MSLGroup India has released a report on “Understanding the Public Relations Industry in India: Challenges, Opportunities and 2012 Outlook”. The report can be viewed here.
The report delves into the challenges faced by the industry, namely that of fees, estimated size and talent, and earmarks opportunities, like repositioning PR firms as strategic communications consultants. The report has been prepared with inputs from clients, journalists and other PR firms.
We asked Hanmer MSL chief executive officer, Jaideep Shergill, and president of MSLGroup Asia, Glenn Osaki, about the report and the way forward.
CI: Why did MSLGroup India decide to make this report?
Jaideep Shergill (JS): It’s the first time we’re doing this. We worked with an international research firm, to understand what the market is like. The reason we wanted to do this is because there are a lot of misconceptions about the industry – as PR people, we do communicate on behalf of other industries, so I thought it was time we also did it for our own selves. Co-incidentally the Vaishnavi Corporate Communications matter happened at the same time, and there were clearly a lot of perceptions going back and forth about what’s going on. It’s easy to know about the opportunities – it’s more important to bring out the challenges; for example, there is a lot of misrepresentation about numbers. There is some myth that the PR industry is worth billions of dollars, which it isn’t in India. Measurement is an issue, a lot of people haven’t come up with differentiated offerings other than media relations, and there are the issues of talent and compensation as well. We’ve spoken to a lot of people – journalists, Microsoft, Suzlon, freelancers, people from other PR firms who aren’t connected to MSL. There was also a survey done across the top eight markets.
CI: The challenges described are the exaggeration of the industry size, performance measurability, talent and fees. What are the possible solutions, and are you seeing them in other markets?
Glenn Osaki (GO): Of the challenges, the low fees that we receive here in India is a profound issue. It’s an issue that affects many other things, like our ability to hire talent, to make the industry competitive and raise its credibility. I think in order to increase the fees, we need to provide more strategic services. Here in India, there is a focus on publicity (or traditional media relations). At times, those types of media relation services become commoditised. When it’s a commodity, it goes down to the lowest price. In order, to eliminate that we need to provide more strategic services and execute integrated communications campaigns. We need to offer services such as financial communications, investor relations, public affairs. Some of the markets like China aren’t much more developed than in India, and even there we can get much higher fees.

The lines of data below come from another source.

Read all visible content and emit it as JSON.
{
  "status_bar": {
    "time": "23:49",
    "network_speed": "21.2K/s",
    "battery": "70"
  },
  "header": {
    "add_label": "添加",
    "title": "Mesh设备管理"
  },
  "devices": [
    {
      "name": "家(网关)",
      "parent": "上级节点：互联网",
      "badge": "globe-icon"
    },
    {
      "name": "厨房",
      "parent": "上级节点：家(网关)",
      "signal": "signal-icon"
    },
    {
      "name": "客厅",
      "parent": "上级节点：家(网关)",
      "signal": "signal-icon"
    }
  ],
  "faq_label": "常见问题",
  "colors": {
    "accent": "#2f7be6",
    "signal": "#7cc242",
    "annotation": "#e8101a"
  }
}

CI: How would you go about repositioning PR as a strategic communications consultant in India?
GO: I believe that we can achieve that in India, because it has been achieved in every other market. If we bring in the right talent, from a diverse background, and train them well, it elevates their capabilities. In that case, we can provide more strategic services and charge more for them.
CI: Once the conversation starts about the findings of this report, how do you hope to take it forward?
JS: We don’t see this report as being a one-day or two-day phenomenon. We want it to be a discussion point. How we’re going to do that is a part of our plan over the next few weeks.